Kur’an’da Ehl-i Kitab’a soru sorarak iki eleştiride bulunulur: “(Onlara) şöyle de: Ey Ehl-i Kitap! Yalnızca Allah'a ve bize indirilene ve daha önce indirilene inandık diye mi bizden hoşlanmıyorsunuz? Oysa çoğunuz yoldan çıkmış kimselersiniz.” (Maide, 5: 59). Eleştirilerin ilki onların çelişkilerine işaret eder. Müminler, Yahudilerin ve Hristiyanların peygamberlerine ve onlara gönderilen kitaplara iman etmelerine rağmen, onlar müminlere değer vermemekte hatta terör ile İslamı eşitleyerek insanları Allah’a teslim olmaktan uzaklaştırmaya çalışmaktadır. İkinci eleştiri ise onların sapkınlıklarına ilişkindir. Onlar, Allah’ın gönderdiği dinin son halkasından ve onun tebliğcisi peygamberin örnekliğinden uzak yaşamayı tercih etmekle sapkınlıklarını pekiştirmişlerdir. Müminler, Ehl-i Kitap’tan daha doğru yolda olduklarını pratikleriyle dünyaya göstermelidir. Bunun yerine onların yoldan çıkmışlıklarını örnek olarak almaları, hakka karşı iftira ve iman zaafıdır.

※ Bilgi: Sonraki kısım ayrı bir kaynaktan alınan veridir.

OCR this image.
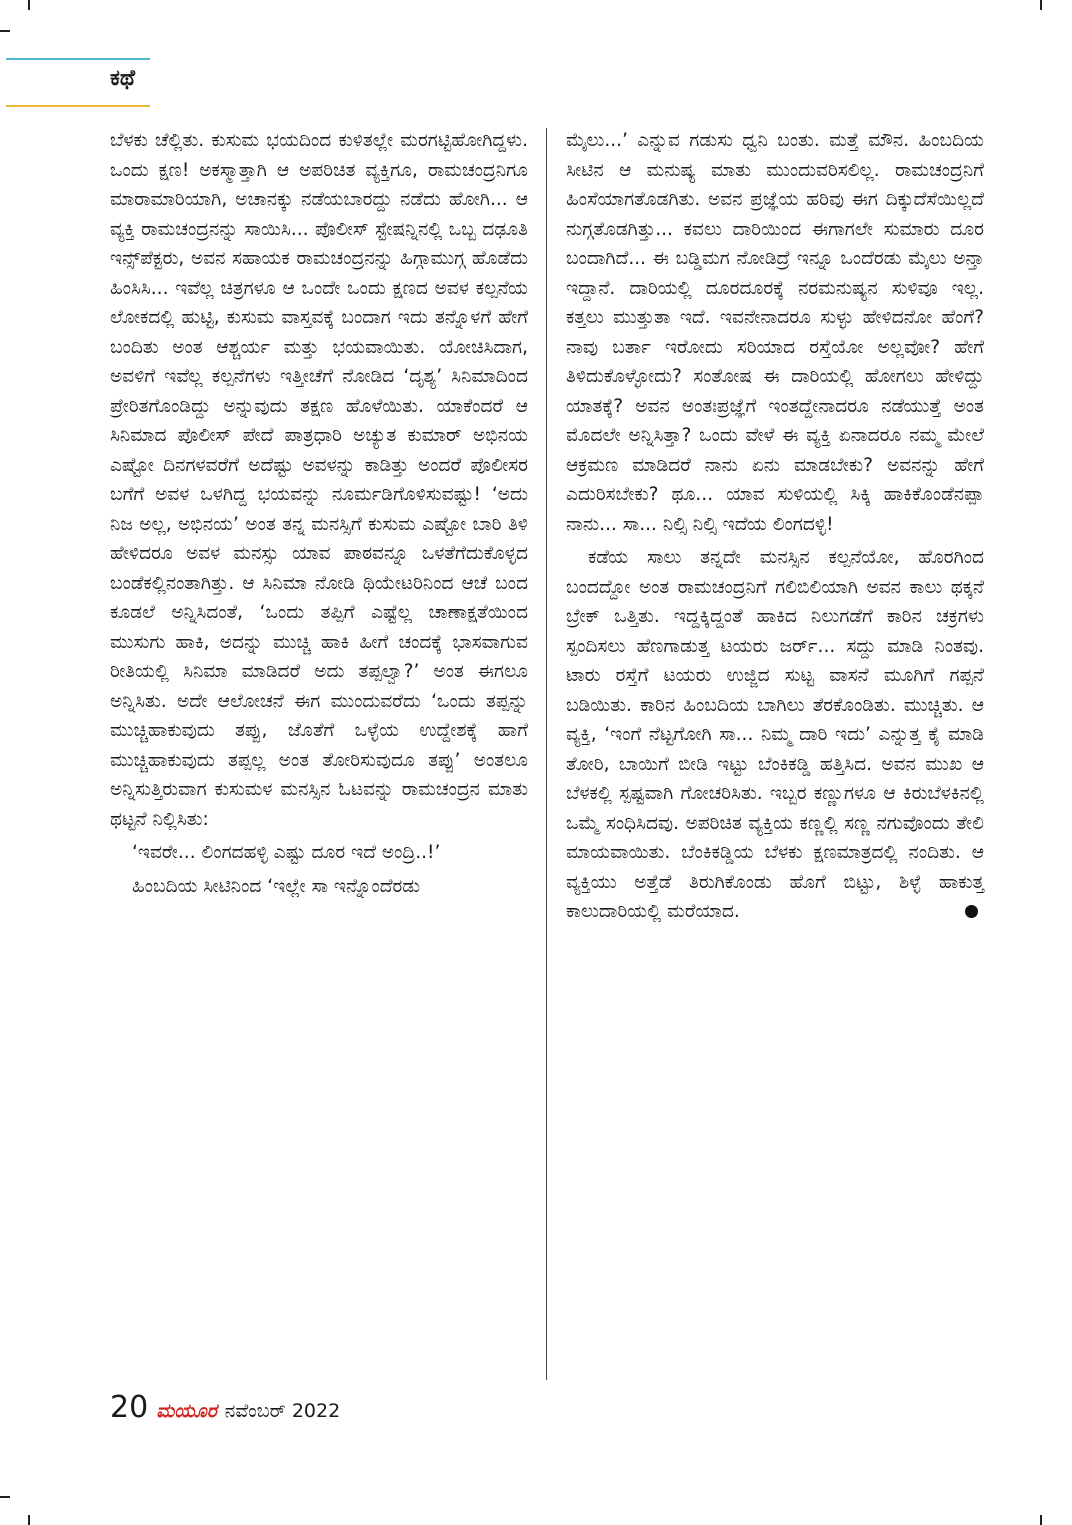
ಕಥೆ

ಬೆಳಕು ಚೆಲ್ಲಿತು. ಕುಸುಮ ಭಯದಿಂದ ಕುಳಿತಲ್ಲೇ ಮರಗಟ್ಟಿಹೋಗಿದ್ದಳು. ಒಂದು ಕ್ಷಣ! ಅಕಸ್ಮಾತ್ತಾಗಿ ಆ ಅಪರಿಚಿತ ವ್ಯಕ್ತಿಗೂ, ರಾಮಚಂದ್ರನಿಗೂ ಮಾರಾಮಾರಿಯಾಗಿ, ಅಚಾನಕ್ಕು ನಡೆಯಬಾರದ್ದು ನಡೆದು ಹೋಗಿ... ಆ ವ್ಯಕ್ತಿ ರಾಮಚಂದ್ರನನ್ನು ಸಾಯಿಸಿ... ಪೊಲೀಸ್ ಸ್ಟೇಷನ್ನಿನಲ್ಲಿ ಒಬ್ಬ ದಢೂತಿ ಇನ್ಸ್‌ಪೆಕ್ಟರು, ಅವನ ಸಹಾಯಕ ರಾಮಚಂದ್ರನನ್ನು ಹಿಗ್ಗಾಮುಗ್ಗ ಹೊಡೆದು ಹಿಂಸಿಸಿ... ಇವೆಲ್ಲ ಚಿತ್ರಗಳೂ ಆ ಒಂದೇ ಒಂದು ಕ್ಷಣದ ಅವಳ ಕಲ್ಪನೆಯ ಲೋಕದಲ್ಲಿ ಹುಟ್ಟಿ, ಕುಸುಮ ವಾಸ್ತವಕ್ಕೆ ಬಂದಾಗ ಇದು ತನ್ನೊಳಗೆ ಹೇಗೆ ಬಂದಿತು ಅಂತ ಆಶ್ಚರ್ಯ ಮತ್ತು ಭಯವಾಯಿತು. ಯೋಚಿಸಿದಾಗ, ಅವಳಿಗೆ ಇವೆಲ್ಲ ಕಲ್ಪನೆಗಳು ಇತ್ತೀಚೆಗೆ ನೋಡಿದ ‘ದೃಶ್ಯ’ ಸಿನಿಮಾದಿಂದ ಪ್ರೇರಿತಗೊಂಡಿದ್ದು ಅನ್ನುವುದು ತಕ್ಷಣ ಹೊಳೆಯಿತು. ಯಾಕೆಂದರೆ ಆ ಸಿನಿಮಾದ ಪೊಲೀಸ್ ಪೇದೆ ಪಾತ್ರಧಾರಿ ಅಚ್ಯುತ ಕುಮಾರ್ ಅಭಿನಯ ಎಷ್ಟೋ ದಿನಗಳವರೆಗೆ ಅದೆಷ್ಟು ಅವಳನ್ನು ಕಾಡಿತ್ತು ಅಂದರೆ ಪೊಲೀಸರ ಬಗೆಗೆ ಅವಳ ಒಳಗಿದ್ದ ಭಯವನ್ನು ನೂರ್ಮಡಿಗೊಳಿಸುವಷ್ಟು! ‘ಅದು ನಿಜ ಅಲ್ಲ, ಅಭಿನಯ’ ಅಂತ ತನ್ನ ಮನಸ್ಸಿಗೆ ಕುಸುಮ ಎಷ್ಟೋ ಬಾರಿ ತಿಳಿ ಹೇಳಿದರೂ ಅವಳ ಮನಸ್ಸು ಯಾವ ಪಾಠವನ್ನೂ ಒಳತೆಗೆದುಕೊಳ್ಳದ ಬಂಡೆಕಲ್ಲಿನಂತಾಗಿತ್ತು. ಆ ಸಿನಿಮಾ ನೋಡಿ ಥಿಯೇಟರಿನಿಂದ ಆಚೆ ಬಂದ ಕೂಡಲೆ ಅನ್ನಿಸಿದಂತೆ, ‘ಒಂದು ತಪ್ಪಿಗೆ ಎಷ್ಟೆಲ್ಲ ಚಾಣಾಕ್ಷತೆಯಿಂದ ಮುಸುಗು ಹಾಕಿ, ಅದನ್ನು ಮುಚ್ಚಿ ಹಾಕಿ ಹೀಗೆ ಚಂದಕ್ಕೆ ಭಾಸವಾಗುವ ರೀತಿಯಲ್ಲಿ ಸಿನಿಮಾ ಮಾಡಿದರೆ ಅದು ತಪ್ಪಲ್ವಾ?’ ಅಂತ ಈಗಲೂ ಅನ್ನಿಸಿತು. ಅದೇ ಆಲೋಚನೆ ಈಗ ಮುಂದುವರೆದು ‘ಒಂದು ತಪ್ಪನ್ನು ಮುಚ್ಚಿಹಾಕುವುದು ತಪ್ಪು, ಜೊತೆಗೆ ಒಳ್ಳೆಯ ಉದ್ದೇಶಕ್ಕೆ ಹಾಗೆ ಮುಚ್ಚಿಹಾಕುವುದು ತಪ್ಪಲ್ಲ ಅಂತ ತೋರಿಸುವುದೂ ತಪ್ಪು’ ಅಂತಲೂ ಅನ್ನಿಸುತ್ತಿರುವಾಗ ಕುಸುಮಳ ಮನಸ್ಸಿನ ಓಟವನ್ನು ರಾಮಚಂದ್ರನ ಮಾತು ಥಟ್ಟನೆ ನಿಲ್ಲಿಸಿತು:

‘ಇವರೇ... ಲಿಂಗದಹಳ್ಳಿ ಎಷ್ಟು ದೂರ ಇದೆ ಅಂದ್ರಿ..!’

ಹಿಂಬದಿಯ ಸೀಟಿನಿಂದ ‘ಇಲ್ಲೇ ಸಾ ಇನ್ನೊಂದೆರಡು

ಮೈಲು...’ ಎನ್ನುವ ಗಡುಸು ಧ್ವನಿ ಬಂತು. ಮತ್ತೆ ಮೌನ. ಹಿಂಬದಿಯ ಸೀಟಿನ ಆ ಮನುಷ್ಯ ಮಾತು ಮುಂದುವರಿಸಲಿಲ್ಲ. ರಾಮಚಂದ್ರನಿಗೆ ಹಿಂಸೆಯಾಗತೊಡಗಿತು. ಅವನ ಪ್ರಜ್ಞೆಯ ಹರಿವು ಈಗ ದಿಕ್ಕುದೆಸೆಯಿಲ್ಲದೆ ನುಗ್ಗತೊಡಗಿತ್ತು... ಕವಲು ದಾರಿಯಿಂದ ಈಗಾಗಲೇ ಸುಮಾರು ದೂರ ಬಂದಾಗಿದೆ... ಈ ಬಡ್ಡಿಮಗ ನೋಡಿದ್ರೆ ಇನ್ನೂ ಒಂದೆರಡು ಮೈಲು ಅನ್ತಾ ಇದ್ದಾನೆ. ದಾರಿಯಲ್ಲಿ ದೂರದೂರಕ್ಕೆ ನರಮನುಷ್ಯನ ಸುಳಿವೂ ಇಲ್ಲ. ಕತ್ತಲು ಮುತ್ತುತಾ ಇದೆ. ಇವನೇನಾದರೂ ಸುಳ್ಳು ಹೇಳಿದನೋ ಹೆಂಗೆ? ನಾವು ಬರ್ತಾ ಇರೋದು ಸರಿಯಾದ ರಸ್ತೆಯೋ ಅಲ್ಲವೋ? ಹೇಗೆ ತಿಳಿದುಕೊಳ್ಳೋದು? ಸಂತೋಷ ಈ ದಾರಿಯಲ್ಲಿ ಹೋಗಲು ಹೇಳಿದ್ದು ಯಾತಕ್ಕೆ? ಅವನ ಅಂತಃಪ್ರಜ್ಞೆಗೆ ಇಂತದ್ದೇನಾದರೂ ನಡೆಯುತ್ತೆ ಅಂತ ಮೊದಲೇ ಅನ್ನಿಸಿತ್ತಾ? ಒಂದು ವೇಳೆ ಈ ವ್ಯಕ್ತಿ ಏನಾದರೂ ನಮ್ಮ ಮೇಲೆ ಆಕ್ರಮಣ ಮಾಡಿದರೆ ನಾನು ಏನು ಮಾಡಬೇಕು? ಅವನನ್ನು ಹೇಗೆ ಎದುರಿಸಬೇಕು? ಥೂ... ಯಾವ ಸುಳಿಯಲ್ಲಿ ಸಿಕ್ಕಿ ಹಾಕಿಕೊಂಡೆನಪ್ಪಾ ನಾನು... ಸಾ... ನಿಲ್ಸಿ ನಿಲ್ಸಿ ಇದೆಯ ಲಿಂಗದಳ್ಳಿ!

ಕಡೆಯ ಸಾಲು ತನ್ನದೇ ಮನಸ್ಸಿನ ಕಲ್ಪನೆಯೋ, ಹೊರಗಿಂದ ಬಂದದ್ದೋ ಅಂತ ರಾಮಚಂದ್ರನಿಗೆ ಗಲಿಬಿಲಿಯಾಗಿ ಅವನ ಕಾಲು ಥಕ್ಕನೆ ಬ್ರೇಕ್ ಒತ್ತಿತು. ಇದ್ದಕ್ಕಿದ್ದಂತೆ ಹಾಕಿದ ನಿಲುಗಡೆಗೆ ಕಾರಿನ ಚಕ್ರಗಳು ಸ್ಪಂದಿಸಲು ಹೆಣಗಾಡುತ್ತ ಟಯರು ಜರ್ರ್... ಸದ್ದು ಮಾಡಿ ನಿಂತವು. ಟಾರು ರಸ್ತೆಗೆ ಟಯರು ಉಜ್ಜಿದ ಸುಟ್ಟ ವಾಸನೆ ಮೂಗಿಗೆ ಗಪ್ಪನೆ ಬಡಿಯಿತು. ಕಾರಿನ ಹಿಂಬದಿಯ ಬಾಗಿಲು ತೆರಕೊಂಡಿತು. ಮುಚ್ಚಿತು. ಆ ವ್ಯಕ್ತಿ, ‘ಇಂಗೆ ನೆಟ್ಟಗೋಗಿ ಸಾ... ನಿಮ್ಮ ದಾರಿ ಇದು’ ಎನ್ನುತ್ತ ಕೈ ಮಾಡಿ ತೋರಿ, ಬಾಯಿಗೆ ಬೀಡಿ ಇಟ್ಟು ಬೆಂಕಿಕಡ್ಡಿ ಹತ್ತಿಸಿದ. ಅವನ ಮುಖ ಆ ಬೆಳಕಲ್ಲಿ ಸ್ಪಷ್ಟವಾಗಿ ಗೋಚರಿಸಿತು. ಇಬ್ಬರ ಕಣ್ಣುಗಳೂ ಆ ಕಿರುಬೆಳಕಿನಲ್ಲಿ ಒಮ್ಮೆ ಸಂಧಿಸಿದವು. ಅಪರಿಚಿತ ವ್ಯಕ್ತಿಯ ಕಣ್ಣಲ್ಲಿ ಸಣ್ಣ ನಗುವೊಂದು ತೇಲಿ ಮಾಯವಾಯಿತು. ಬೆಂಕಿಕಡ್ಡಿಯ ಬೆಳಕು ಕ್ಷಣಮಾತ್ರದಲ್ಲಿ ನಂದಿತು. ಆ ವ್ಯಕ್ತಿಯು ಅತ್ತೆಡೆ ತಿರುಗಿಕೊಂಡು ಹೊಗೆ ಬಿಟ್ಟು, ಶಿಳ್ಳೆ ಹಾಕುತ್ತ ಕಾಲುದಾರಿಯಲ್ಲಿ ಮರೆಯಾದ.

20 ಮಯೂರ ನವೆಂಬರ್ 2022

Görüldüğü gibi “Allah’a ve bize indirilene (…) inandık.” ifadesinin yer aldığı ayetlerde müminlerin Hz. Muhammed’den (s) önce gönderilmiş peygamberlere de onlara indirilen kitaplara da inandıklarından, peygamberler arasında ayrım gözetmediklerinden, Allah’a teslim olduklarından Ehl-i Kitab’ın çoğunluğunun ise yoldan çıkmış olduğundan söz edilmektedir.